No disgrace. Ha! It was a big disgrace, and he knew it, and they knew it, and everybody knew it. But everybody was acting like nothing had happened, that a dream had not been shattered. The only thing he had ever wanted, really wanted, was to be among other guys like himself, to be one of a band of brothers sharing a noble purpose and bound together by their dedication to their duty and to each other. Instead of that he had to go cruising malls getting shit on by hippies, not even with a partner, like most guys, because there was a shortage of recruiters here. And what did it get him? Shit from little motherfuckers like Derek and condescension from his superior officers. And now he was nothing, absolutely nothing.
So for the first couple of weeks, he totally went to seed. He was ashamed to go outside. He spent days in bed. He didn't wash or shave. His hair grew long and shaggy. When he finally was ready to go out again, he didn't recognize himself when he looked in the bathroom mirror.
So much the better, he thought.
No risk anyone else will either, he figured.
He had the urge to drive over to the mall; so much had happened there. He needed to look around once more, to say good-bye.
How strange suddenly to need to say good-by to a place you didn't want to be.
Then, spontaneously, despite himself, it came to him even though he did not want it to, did not want to know what he realized he knew. It was not about the mall or about who he had been or what he had been doing. It was only one thing that mattered to him, one thing only that he wanted: it was that fucking Derek.
He wanted to see that guy in uniform, standing at attention, saluting him.
That prick had penetrated him and he couldn't do anything about it.
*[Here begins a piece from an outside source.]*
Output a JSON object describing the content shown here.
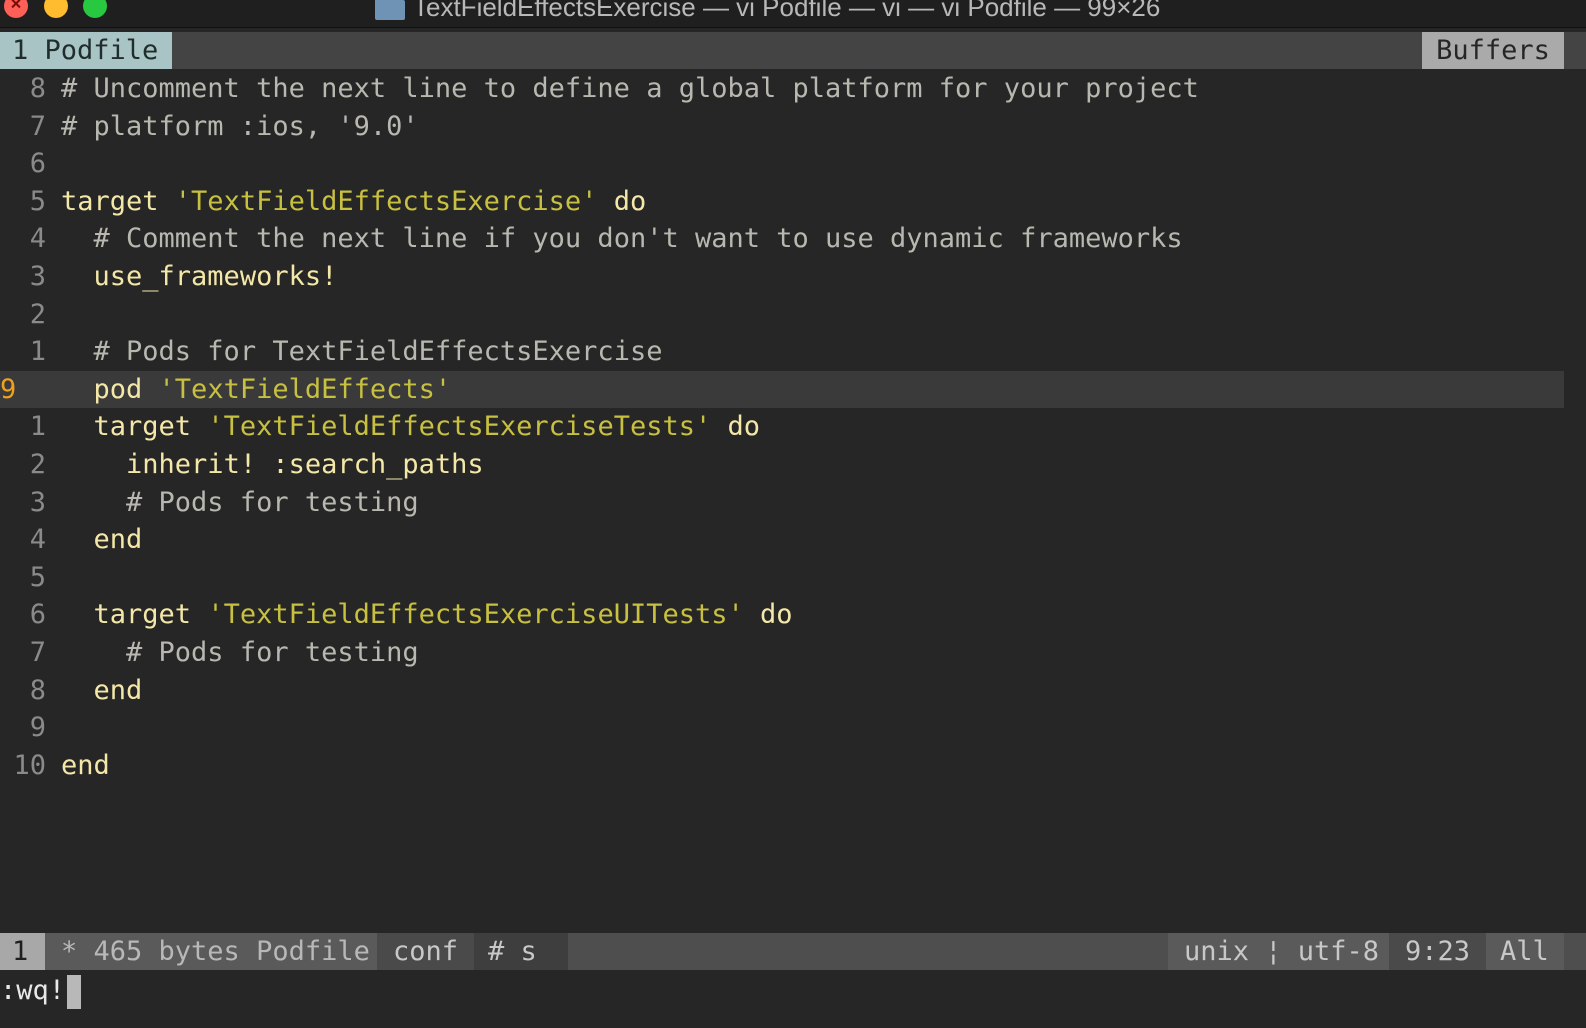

If he had only gotten Derek to sign!
He stood by the soda machine looking at the floor and shaking his head. When he looked up he saw a bunch of kids across the way -- he recognized some of them -- looking at him, noticing him, unable to be sure they were seeing what they thought they were seeing.
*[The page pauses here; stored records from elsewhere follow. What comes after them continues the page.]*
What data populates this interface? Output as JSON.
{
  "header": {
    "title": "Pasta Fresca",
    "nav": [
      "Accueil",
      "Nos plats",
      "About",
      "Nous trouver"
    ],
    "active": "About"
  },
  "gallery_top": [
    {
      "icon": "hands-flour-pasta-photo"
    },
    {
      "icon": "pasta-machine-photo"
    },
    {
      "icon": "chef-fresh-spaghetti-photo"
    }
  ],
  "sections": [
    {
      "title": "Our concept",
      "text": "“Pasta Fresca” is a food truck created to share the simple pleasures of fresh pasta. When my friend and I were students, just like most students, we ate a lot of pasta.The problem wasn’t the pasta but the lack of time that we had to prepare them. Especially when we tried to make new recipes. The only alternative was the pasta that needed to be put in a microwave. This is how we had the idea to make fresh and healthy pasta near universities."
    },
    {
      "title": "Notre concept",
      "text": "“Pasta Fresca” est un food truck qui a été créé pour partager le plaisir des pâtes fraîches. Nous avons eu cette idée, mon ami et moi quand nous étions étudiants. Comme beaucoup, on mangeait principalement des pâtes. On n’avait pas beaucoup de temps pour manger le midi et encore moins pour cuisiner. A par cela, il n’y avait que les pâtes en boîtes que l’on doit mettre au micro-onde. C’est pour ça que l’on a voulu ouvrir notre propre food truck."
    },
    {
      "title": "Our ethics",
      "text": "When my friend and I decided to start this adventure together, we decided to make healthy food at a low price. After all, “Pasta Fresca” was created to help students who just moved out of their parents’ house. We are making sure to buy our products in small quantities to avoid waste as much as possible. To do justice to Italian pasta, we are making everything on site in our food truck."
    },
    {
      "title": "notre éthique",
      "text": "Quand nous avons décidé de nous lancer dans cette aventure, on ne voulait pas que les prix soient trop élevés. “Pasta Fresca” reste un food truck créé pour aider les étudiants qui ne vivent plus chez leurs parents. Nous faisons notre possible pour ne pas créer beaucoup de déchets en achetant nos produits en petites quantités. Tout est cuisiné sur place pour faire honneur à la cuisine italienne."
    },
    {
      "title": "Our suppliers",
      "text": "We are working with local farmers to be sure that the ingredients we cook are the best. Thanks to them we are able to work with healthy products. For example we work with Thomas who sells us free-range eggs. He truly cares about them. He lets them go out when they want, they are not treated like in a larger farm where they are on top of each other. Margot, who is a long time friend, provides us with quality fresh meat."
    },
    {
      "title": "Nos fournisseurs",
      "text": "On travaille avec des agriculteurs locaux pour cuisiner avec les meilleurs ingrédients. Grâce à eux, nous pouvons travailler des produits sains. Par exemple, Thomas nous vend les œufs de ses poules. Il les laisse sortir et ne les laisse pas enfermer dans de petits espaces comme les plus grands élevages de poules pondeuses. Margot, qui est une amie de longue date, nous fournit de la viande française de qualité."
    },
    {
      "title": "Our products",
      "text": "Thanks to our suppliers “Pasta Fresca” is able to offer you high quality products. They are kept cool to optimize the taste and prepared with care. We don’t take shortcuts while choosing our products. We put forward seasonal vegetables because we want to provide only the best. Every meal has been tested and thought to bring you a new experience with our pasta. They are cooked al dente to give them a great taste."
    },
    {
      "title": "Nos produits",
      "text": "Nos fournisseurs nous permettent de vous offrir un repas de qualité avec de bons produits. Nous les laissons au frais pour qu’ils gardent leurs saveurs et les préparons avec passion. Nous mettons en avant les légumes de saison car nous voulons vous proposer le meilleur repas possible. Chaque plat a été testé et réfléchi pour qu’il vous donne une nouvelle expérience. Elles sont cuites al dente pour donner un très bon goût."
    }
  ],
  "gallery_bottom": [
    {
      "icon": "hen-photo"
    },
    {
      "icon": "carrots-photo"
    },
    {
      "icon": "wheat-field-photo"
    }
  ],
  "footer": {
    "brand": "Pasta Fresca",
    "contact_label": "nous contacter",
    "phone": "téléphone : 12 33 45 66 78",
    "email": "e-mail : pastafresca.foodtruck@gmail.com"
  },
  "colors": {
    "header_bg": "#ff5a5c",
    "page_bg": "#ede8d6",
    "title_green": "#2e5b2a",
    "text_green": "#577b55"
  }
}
He turned his back to them and walked quickly to the exit.
He was furious.
Life was hell all week.
It was beyond everything to find himself in this situation. Suddenly, something was caving in. He lay in bed in the one-room he was renting by the week, feeling his heart beat hard, and his stomach sour.
Derek. Derek was always with him, like a painfully throbbing wound.
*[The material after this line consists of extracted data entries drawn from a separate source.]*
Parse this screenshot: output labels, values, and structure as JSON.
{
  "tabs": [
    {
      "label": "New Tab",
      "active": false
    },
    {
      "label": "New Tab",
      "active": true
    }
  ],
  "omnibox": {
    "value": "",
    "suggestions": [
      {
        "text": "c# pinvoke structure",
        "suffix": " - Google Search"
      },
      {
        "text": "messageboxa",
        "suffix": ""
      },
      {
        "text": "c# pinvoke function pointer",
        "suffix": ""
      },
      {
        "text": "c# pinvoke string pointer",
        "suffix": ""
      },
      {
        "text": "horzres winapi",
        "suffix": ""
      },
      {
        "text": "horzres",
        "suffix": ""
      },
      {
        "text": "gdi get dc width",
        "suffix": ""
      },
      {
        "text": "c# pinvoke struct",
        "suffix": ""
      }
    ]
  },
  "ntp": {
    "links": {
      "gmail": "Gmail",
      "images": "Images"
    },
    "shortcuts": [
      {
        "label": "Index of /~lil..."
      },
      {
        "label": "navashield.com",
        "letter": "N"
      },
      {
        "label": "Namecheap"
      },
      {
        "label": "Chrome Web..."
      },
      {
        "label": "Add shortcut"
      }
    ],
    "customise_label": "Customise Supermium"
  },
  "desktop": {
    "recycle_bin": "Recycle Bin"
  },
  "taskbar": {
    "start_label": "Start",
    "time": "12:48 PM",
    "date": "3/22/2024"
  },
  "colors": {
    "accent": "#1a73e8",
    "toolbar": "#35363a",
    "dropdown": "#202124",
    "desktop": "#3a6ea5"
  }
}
But there was a shred of dignity he had left, and it lay in his training. Self-discipline saved him.
He pulled himself out of bed, showered, shaved. He needed a haircut. He put on fresh underwear, the same kind of khaki skivvies he always wore. But it wasn't the same any more. They were part of a uniform he wasn't allowed to wear anymore.
He had something to do. He had to go get a haircut and buy new underwear.